O estágio compreende o período de 15 de setembro de 2009 a 16 de janeiro de 2010 e estou desenvolvendo pesquisa sobre a experiência de novos exemplos de sistemas de espaços livres contemporâneos na Europa.

O trabalho se propõe a discutir e realizar projetos em escala regional sob o contexto da dispersão urbana sob co-orientação da Professora Dra. Maria Chiara Tosi, Arquiteta e Urbanista da Facoltà di Architettura – Università IUAV di Venezia.

As atividades didáticas

Durante o estágio estão sendo desenvolvidas algumas atividades complementares de grande interesse, como é o caso das entrevistas com especialistas da área – arquitetos, paisagistas e urbanistas italianos – sobre projetos europeus para bairros novos, projetos infraestruturais e espaços livres.

Vale ressaltar encontros com os professores doutores Laura Zampieri (arquitetura da paisagem, IUAV), Bernardo Secchi (IUAV), Arturo Lanzani (Politécnico de Milão) e Antonio de Rossi (Urban Center e Politecnico de Torino).

Estive também em diversas cidades na Itália, Espanha, Alemanha e Portugal, aonde visitei projetos dos arquitetos Renzo Piano, Vittorio Gregotti, Bernardo Secchi e João Nunes.

São arquitetos que estão envolvidos não somente em trabalhos de arquitetura de edifícios, mas também compondo uma nova arquitetura da paisagem.

Durante o estágio na Itália acompanharei seminários de estudo e disciplinas relacionadas a projetos regionais de arquitetura, e de paisagem da Facoltà di Architettura – Università IUAV di Venezia.

O objetivo principal era ampliar a troca de idéias, bem como debater os vários temas envolvidos na questão das dinâmicas de estruturação urbana contemporânea.

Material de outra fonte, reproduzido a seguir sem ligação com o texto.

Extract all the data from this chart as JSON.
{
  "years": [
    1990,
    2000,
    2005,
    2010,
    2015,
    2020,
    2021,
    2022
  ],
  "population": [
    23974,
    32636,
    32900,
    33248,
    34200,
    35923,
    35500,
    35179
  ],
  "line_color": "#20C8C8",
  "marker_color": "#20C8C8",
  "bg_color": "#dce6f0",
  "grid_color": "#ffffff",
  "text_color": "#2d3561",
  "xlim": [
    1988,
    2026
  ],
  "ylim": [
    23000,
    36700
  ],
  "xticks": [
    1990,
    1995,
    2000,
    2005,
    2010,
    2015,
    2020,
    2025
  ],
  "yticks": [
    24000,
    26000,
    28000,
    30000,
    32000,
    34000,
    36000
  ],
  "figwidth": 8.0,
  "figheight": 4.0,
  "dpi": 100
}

As dependências da escola são um show à parte. O edifício Tolentini em Veneza, onde fica a livraria de livros específicos de arquitetura e urbanismo e a biblioteca central, é projeto relativamente recente, realizado pelos arquitetos Carlo Scarpa e Sergio Los.

Dia 16 de setembro estive na Universidade IUAV no Palazzo Badoer onde encontram-se os departamentos e aulas de doutorado e também local onde há uma sala onde pesquiso e desenvolvo as atividades de Doutorado.

Nesse dia tive a primeira orientação com a professora Maria Chiara Tosi e conversamos sobre as visitas e pesquisas a serem desenvolvidas.

Como partido projetual utilizaram-se da memória dos jardins murados venezianos. É um projeto que procura combinar a necessidade de um espaço público muito freqüentado com o espaço da contemplação.

Visitas a Firenze e Milão

Visitei o novo Bairro San Donato, em Firenze, projetado em uma área ex-Fiat (áreas que aqui se chamam “aree industriali dismesse”). É uma operação urbanística com espaços multifuncionais.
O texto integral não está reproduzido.